Homélie de la célébration des Martyrs du Laos

Publié le 17/12/2018




Romains 8, 31-39 ; Matthieu 10, 26-33 Les disciples ont de quoi s’inquiéter en écoutant Jésus surtout quand il leur annonce qu’il les envoie comme des agneaux au milieu des loups. Mais il leur dit « Ne craignez pas ». Il les invite à avoir l’audace de témoigner malgré tout, car la vérité est irrésistible et rien n’arrête la révélation. Les disciples, témoins de ce dévoilement, ne peuvent que crier ce qu’ils ont vu, entendu et touché. Mais le risque de la persécution est toujours présent comme pour nos frères martyrs. Jésus leur avait dit : « Ne craignez pas ceux qui tuent le corps, mais ne peuvent pas tuer l’âme ; craignez plutôt celui qui peut faire périr dans la Géhenne l’âme aussi bien que le corps ».
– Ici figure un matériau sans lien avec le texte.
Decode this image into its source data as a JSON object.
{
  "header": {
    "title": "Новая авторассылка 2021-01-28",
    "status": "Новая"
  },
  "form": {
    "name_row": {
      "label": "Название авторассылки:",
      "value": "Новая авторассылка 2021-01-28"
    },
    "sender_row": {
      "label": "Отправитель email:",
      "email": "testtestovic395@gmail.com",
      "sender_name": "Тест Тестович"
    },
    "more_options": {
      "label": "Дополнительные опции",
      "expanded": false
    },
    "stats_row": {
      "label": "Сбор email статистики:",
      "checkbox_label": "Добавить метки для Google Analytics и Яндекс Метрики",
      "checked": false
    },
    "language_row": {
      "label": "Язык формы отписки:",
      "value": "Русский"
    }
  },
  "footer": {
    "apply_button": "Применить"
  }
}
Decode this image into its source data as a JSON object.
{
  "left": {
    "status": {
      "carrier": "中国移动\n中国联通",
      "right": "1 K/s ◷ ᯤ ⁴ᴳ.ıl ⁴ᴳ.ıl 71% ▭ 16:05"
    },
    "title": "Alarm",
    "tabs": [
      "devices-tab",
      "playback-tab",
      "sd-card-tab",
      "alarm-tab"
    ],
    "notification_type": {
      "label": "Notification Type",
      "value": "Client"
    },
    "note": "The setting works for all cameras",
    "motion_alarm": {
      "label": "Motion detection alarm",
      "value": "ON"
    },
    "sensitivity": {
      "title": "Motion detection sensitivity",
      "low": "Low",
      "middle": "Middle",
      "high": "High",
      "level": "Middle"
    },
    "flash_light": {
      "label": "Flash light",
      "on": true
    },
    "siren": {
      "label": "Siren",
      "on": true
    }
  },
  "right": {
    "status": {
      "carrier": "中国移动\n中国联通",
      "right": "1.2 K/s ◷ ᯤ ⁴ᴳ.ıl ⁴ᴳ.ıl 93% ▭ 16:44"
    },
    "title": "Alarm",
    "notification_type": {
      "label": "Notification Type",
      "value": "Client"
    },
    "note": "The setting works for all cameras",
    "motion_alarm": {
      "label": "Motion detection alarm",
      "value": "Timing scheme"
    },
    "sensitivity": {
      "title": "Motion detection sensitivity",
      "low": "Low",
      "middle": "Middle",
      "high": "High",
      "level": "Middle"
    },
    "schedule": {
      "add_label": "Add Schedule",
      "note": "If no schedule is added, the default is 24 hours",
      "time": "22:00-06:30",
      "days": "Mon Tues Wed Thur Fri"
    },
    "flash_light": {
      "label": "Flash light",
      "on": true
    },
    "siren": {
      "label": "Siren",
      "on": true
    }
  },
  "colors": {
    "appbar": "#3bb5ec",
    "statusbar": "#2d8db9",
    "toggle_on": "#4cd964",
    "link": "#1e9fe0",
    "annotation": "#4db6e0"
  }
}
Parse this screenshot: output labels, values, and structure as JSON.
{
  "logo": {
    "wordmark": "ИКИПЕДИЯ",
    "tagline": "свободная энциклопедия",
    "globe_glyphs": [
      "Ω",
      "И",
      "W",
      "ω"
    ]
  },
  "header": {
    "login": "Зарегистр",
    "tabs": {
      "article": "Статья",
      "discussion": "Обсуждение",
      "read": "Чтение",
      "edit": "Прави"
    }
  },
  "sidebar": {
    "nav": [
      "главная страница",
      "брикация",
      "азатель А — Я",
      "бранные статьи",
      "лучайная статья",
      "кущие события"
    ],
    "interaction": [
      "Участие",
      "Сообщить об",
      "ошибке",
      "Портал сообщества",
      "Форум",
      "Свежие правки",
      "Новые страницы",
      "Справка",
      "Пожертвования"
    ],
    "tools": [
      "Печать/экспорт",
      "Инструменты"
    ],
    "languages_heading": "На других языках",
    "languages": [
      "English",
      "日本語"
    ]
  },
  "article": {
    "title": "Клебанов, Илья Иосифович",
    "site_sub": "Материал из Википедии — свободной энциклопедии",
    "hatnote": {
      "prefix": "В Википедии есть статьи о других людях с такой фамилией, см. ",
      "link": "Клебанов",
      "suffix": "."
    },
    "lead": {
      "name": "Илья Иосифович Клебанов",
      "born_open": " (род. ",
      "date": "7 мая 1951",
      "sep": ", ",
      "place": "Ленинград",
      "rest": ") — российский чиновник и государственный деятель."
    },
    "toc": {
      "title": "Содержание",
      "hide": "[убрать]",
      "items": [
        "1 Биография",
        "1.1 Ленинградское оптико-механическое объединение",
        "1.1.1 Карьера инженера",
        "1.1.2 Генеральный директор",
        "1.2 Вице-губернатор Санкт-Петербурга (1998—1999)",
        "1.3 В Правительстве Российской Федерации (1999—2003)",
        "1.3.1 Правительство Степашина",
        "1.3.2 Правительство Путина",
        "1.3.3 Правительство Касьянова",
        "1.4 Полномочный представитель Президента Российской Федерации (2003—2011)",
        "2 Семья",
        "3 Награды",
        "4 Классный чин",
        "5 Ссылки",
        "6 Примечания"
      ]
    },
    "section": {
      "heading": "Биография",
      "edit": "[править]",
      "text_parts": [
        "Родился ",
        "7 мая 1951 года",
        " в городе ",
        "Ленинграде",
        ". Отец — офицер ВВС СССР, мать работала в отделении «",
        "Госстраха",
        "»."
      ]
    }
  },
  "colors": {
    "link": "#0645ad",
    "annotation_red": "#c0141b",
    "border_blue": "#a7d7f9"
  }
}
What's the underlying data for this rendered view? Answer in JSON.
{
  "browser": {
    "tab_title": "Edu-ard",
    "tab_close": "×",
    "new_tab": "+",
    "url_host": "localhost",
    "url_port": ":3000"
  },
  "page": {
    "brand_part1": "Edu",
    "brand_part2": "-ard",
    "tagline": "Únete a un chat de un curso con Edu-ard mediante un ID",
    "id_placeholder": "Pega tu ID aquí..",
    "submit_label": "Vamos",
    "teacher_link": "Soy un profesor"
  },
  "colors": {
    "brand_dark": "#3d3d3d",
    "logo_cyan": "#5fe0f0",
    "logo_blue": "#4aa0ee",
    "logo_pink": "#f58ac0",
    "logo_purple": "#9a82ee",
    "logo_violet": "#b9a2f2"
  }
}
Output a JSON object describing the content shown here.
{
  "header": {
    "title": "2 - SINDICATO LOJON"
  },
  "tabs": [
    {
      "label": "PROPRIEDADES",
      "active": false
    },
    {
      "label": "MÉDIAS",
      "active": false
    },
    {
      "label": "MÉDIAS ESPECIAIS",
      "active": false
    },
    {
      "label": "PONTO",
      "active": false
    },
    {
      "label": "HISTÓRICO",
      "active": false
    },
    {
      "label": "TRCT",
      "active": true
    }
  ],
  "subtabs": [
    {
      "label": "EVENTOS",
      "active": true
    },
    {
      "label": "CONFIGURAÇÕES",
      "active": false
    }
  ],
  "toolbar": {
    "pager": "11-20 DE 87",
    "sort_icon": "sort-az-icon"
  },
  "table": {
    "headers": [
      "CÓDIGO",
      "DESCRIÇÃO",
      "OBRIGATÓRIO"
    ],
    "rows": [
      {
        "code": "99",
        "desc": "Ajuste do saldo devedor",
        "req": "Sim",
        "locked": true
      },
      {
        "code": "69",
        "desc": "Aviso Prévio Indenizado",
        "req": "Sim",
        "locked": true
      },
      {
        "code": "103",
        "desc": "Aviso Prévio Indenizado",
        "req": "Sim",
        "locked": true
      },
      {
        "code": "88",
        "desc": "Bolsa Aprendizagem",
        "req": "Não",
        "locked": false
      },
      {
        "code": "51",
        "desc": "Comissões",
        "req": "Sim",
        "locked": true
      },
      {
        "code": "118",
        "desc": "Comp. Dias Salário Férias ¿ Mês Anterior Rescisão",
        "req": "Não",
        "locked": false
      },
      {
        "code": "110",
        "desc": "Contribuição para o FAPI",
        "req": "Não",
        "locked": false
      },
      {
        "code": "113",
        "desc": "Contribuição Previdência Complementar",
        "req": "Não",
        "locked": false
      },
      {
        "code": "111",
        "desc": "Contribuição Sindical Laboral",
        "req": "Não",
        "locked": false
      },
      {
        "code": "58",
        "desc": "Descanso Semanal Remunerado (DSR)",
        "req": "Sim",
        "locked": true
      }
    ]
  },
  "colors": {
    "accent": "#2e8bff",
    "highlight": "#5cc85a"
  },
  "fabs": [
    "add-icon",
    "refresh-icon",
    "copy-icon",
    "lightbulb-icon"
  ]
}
Nous fêtons ces jours-ci le premier anniversaire des « Témoins de la Foi au XXe siècle » que le Laos à présenté à l’Eglise universelle 17 hommes morts martyrs entre 1954 et 1970 : un jeune prêtre laotien, 5 prêtres des Missions Étrangères de Paris, 6 missionnaires Oblats de Marie Immaculée – un Italien et 5 Français –, et 5 laïcs laotiens. Béatifiés à Vientiane le 11 décembre 2016, ils sont fêtés en 2017 : à Notre-Dame de Paris le 5 février, à Trente (Italie) le 30 avril, et à Notre-Dame des Neiges, Belleville (Illinois, États-Unis) les 17-18 juin.

L’histoire de leur vie et de leur mort nous plonge dans les soubresauts de la grande Histoire qui, au lendemain de la Seconde Guerre Mondiale et dans un affrontement géopolitique est-ouest, vit basculer dans le communisme athée les nations de l’Asie de l’Est et du Sud-Est. Héroïquement, ces hommes sont restés à leur poste, fidèles jusqu’au bout à Jésus Christ, aux instructions romaines et au petit peuple de Dieu confié à leurs soins. Entre 1954 et 1970, ils ont été tués « en haine de la foi ».

 

Bienheureux Joseph Thao Tiên

Vers 1953, le Père Tiên a été mis en prison. Il n’avait pas voulu se sauver : les Pères français le lui avaient conseillé et plusieurs villageois l’y avaient exhorté, mais lui n’a pas voulu. Il a dit : « J’ai été ordonné pour les chrétiens, je ne peux pas les abandonner. Ceux qui veulent me tuer, eh bien, ils devront me tuer ici. » Il voulait vivre et mourir au milieu de ses chrétiens.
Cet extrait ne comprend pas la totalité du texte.